HAWK AND OWL TRAP
This photograph shows a mistake in that the Clog got fastened and is holding the Hawk up. This will scare other Hawks and make them shy of the place.

Then I bought a few No. 1 jump traps and cut three poles, fifteen or twenty feet long and from four to five inches through at the butt. I then drove three or four small nails in the butt-end of each pole, to stay the trap and keep it from blowing off, but leaving it free enough so that when it caught its victim he could fly up and raise the trap off the top of the pole. A small brush-clog was fastened to the end of the chain and a nail was driven in the side of the pole about a foot from the trap, to hang the clog on. About six or eight small staples were driven in around the pole, near the trap, to put fragments of weed and grass in so as to disguise the trap, making it appear like an old sparrow’s nest. Then I stood the pole, with the butt up, beside another small tree so that the boughs of the tree would project a foot or so above the trap; then wired the pole to the tree. When a hawk or owl gets his toe in such a trap there is nothing solid for him to jerk against, but he can fly down with the trap and clog, and isn’t apt to jerk out. Moreover, when hawk number two comes along, number one is not up there, flapping, to scare him and make him shy of this pole. I have known them, time and again, to alight on the same pole and then fly down and kill and eat the hawk below who was flapping around with the trap and clog.

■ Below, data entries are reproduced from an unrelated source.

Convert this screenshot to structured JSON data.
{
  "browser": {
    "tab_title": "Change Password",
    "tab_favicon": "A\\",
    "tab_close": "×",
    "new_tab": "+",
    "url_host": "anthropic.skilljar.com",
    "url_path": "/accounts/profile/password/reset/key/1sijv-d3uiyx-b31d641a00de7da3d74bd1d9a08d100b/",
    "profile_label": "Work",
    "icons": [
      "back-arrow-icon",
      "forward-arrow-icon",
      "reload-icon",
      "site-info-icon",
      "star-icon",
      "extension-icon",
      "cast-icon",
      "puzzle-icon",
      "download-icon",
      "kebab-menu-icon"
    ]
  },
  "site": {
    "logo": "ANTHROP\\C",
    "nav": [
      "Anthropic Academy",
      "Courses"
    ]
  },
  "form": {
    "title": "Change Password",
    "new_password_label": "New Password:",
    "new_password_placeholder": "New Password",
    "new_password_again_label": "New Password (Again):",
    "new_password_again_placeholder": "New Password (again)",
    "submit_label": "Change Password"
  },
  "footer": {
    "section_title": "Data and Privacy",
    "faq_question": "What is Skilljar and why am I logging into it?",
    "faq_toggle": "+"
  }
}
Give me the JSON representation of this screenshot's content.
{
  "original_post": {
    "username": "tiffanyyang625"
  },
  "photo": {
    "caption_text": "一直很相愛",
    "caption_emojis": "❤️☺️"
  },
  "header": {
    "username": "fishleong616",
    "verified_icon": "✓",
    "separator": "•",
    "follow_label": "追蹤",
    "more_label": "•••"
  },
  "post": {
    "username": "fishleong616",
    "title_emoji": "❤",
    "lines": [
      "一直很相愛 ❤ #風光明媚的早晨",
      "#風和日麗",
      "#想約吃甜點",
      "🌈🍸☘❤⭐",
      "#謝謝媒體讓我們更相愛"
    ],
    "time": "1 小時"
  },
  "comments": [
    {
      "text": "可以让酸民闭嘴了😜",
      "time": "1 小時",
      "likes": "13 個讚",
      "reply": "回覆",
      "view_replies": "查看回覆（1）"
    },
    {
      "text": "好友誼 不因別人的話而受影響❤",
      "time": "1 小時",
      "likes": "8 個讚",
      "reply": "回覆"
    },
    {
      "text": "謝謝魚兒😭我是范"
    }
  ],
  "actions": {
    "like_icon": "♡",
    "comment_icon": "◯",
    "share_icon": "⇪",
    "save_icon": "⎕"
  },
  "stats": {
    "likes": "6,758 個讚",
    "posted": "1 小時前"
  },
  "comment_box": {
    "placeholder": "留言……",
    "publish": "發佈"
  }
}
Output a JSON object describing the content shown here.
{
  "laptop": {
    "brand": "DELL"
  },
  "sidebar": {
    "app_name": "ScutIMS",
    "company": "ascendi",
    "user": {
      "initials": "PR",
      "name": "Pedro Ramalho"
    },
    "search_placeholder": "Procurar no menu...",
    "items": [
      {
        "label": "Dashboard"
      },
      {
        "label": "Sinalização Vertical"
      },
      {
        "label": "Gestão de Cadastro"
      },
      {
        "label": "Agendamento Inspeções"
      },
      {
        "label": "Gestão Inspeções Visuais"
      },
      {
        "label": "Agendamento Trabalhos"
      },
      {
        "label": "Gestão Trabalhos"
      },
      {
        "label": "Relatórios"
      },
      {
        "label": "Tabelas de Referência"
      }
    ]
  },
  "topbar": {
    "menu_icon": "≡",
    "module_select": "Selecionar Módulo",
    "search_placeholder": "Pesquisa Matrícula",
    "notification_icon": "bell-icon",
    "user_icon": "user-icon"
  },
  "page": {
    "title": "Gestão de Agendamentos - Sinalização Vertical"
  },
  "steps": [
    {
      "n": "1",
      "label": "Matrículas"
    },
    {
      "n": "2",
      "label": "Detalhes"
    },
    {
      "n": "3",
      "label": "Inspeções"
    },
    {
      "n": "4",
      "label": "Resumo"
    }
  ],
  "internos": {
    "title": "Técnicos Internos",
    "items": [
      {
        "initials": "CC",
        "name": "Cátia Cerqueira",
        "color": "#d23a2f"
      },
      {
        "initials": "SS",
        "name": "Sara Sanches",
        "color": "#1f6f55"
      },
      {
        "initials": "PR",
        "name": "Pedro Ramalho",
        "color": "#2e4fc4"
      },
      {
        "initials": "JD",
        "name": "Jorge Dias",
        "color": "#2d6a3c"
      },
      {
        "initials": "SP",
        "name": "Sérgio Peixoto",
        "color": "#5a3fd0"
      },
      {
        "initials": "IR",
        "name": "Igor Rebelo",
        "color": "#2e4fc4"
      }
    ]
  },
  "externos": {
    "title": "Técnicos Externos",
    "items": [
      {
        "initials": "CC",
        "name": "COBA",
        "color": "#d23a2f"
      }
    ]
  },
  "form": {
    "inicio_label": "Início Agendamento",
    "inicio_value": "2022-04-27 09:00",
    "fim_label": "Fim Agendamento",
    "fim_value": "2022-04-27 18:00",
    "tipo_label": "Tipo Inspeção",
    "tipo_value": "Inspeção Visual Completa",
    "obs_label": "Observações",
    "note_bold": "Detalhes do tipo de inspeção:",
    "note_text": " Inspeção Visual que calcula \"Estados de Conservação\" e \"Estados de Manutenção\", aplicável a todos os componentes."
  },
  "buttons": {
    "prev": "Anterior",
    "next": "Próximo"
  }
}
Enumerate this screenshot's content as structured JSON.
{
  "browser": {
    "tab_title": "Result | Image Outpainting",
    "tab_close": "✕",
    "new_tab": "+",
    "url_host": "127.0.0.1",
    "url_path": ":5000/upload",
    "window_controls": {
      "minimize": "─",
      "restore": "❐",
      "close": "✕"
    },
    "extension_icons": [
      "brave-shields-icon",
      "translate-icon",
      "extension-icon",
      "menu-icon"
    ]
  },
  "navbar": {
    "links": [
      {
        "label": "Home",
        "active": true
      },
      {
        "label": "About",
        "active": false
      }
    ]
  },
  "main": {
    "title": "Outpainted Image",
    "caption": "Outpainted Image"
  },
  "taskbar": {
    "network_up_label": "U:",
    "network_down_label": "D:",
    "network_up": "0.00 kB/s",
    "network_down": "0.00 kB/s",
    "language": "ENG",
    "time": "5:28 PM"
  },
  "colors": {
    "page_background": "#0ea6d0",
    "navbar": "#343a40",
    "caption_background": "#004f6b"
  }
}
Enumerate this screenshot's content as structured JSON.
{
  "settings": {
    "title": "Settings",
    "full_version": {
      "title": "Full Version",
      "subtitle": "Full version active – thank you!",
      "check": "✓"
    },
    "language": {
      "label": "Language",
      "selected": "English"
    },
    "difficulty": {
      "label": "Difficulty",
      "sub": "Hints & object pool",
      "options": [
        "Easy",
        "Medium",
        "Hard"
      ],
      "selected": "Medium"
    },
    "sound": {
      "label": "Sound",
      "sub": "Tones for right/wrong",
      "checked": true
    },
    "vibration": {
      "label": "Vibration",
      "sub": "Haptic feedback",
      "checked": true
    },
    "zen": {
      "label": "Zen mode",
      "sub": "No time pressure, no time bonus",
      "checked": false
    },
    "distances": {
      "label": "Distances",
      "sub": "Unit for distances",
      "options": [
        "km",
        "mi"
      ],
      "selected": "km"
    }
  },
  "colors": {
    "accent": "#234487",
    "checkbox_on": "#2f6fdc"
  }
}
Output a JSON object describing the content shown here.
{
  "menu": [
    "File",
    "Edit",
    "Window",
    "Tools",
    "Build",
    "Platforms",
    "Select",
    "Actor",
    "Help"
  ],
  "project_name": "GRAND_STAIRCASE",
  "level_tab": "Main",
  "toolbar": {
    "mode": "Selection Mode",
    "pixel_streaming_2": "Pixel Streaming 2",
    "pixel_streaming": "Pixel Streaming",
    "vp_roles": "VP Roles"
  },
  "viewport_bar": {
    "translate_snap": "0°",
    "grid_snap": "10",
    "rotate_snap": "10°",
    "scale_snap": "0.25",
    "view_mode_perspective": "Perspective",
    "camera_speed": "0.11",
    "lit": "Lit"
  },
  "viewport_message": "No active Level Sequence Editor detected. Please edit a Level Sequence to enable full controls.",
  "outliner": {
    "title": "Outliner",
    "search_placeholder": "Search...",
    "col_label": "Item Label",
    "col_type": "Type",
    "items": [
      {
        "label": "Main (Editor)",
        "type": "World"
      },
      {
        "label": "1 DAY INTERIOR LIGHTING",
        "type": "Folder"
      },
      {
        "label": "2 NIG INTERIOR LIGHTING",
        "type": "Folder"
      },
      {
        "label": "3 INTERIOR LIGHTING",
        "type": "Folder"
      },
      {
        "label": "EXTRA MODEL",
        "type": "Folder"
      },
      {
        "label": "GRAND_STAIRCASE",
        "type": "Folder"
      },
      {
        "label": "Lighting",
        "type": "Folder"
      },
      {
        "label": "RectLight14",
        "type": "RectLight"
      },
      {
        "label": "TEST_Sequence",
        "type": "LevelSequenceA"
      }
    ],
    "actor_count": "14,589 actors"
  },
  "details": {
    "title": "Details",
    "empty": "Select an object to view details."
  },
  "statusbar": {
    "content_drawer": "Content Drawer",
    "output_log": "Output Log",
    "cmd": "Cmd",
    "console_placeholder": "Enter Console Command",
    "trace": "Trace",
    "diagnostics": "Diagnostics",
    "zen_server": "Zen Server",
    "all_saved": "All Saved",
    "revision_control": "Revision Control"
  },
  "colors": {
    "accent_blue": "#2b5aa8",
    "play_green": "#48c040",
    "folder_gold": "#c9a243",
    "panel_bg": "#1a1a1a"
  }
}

In these three traps I caught seventeen quail-destroyers the first month I put them up, and I also got the toe of another hawk, and the following winter I got the rest of that hawk.

As proof that birds visit the same places, I will say that I haven’t caught over fifteen hawks and owls down there in any one winter, in those three traps, since.

SHELTER AND FEEDING PLACE FOR QUAIL

Well, the feed-racks did not seem to fill the bill in every way, so in a year or so I decided to try another scheme. I loaded up all the old junk lumber I could find and hauled it to the woods, and in one day another man and I completed ten little bungalows-in-the-rough. They are about one foot high in the rear, and four to five feet high in the front, with from five to six feet ground space, as shown in the illustration herewith.

Then, to complete my experiment, I begged ten bags of weed-seed from a neighbor who was hulling clover. I threw a bagful in each house, and then threw in, on top of the weed-seed, corn, wheat and buckwheat. In less than a week the birds visited every house, and on a cold, zero day I believe I have seen as high as fifty quail buzz out of one of these little, unpatented shacks. And best of all, they scratched right down through the grain and ate the weed-seeds first. I soon found I had made a hit, as the shacks furnished the birds shelter as well as food in the time of need, and a certain amount of protection from their natural enemies.

But these birds down in the woods remained quite wild. So I got several quiet bantam hens and kept them ready, and when any neighbor farmer disturbed a quail’s nest I had a place for the eggs. In this way I have had some enjoyable experiences.

I first set the hen in a small box on the ground, on a nice cushion of soft grass, pet her lots and let her eat from my hand; I push her feathers forward and pepper her just full of Prussian insect powder, and sprinkle a little in the nest, also. Now I am all ready for some one to phone that they have disturbed a quail’s nest.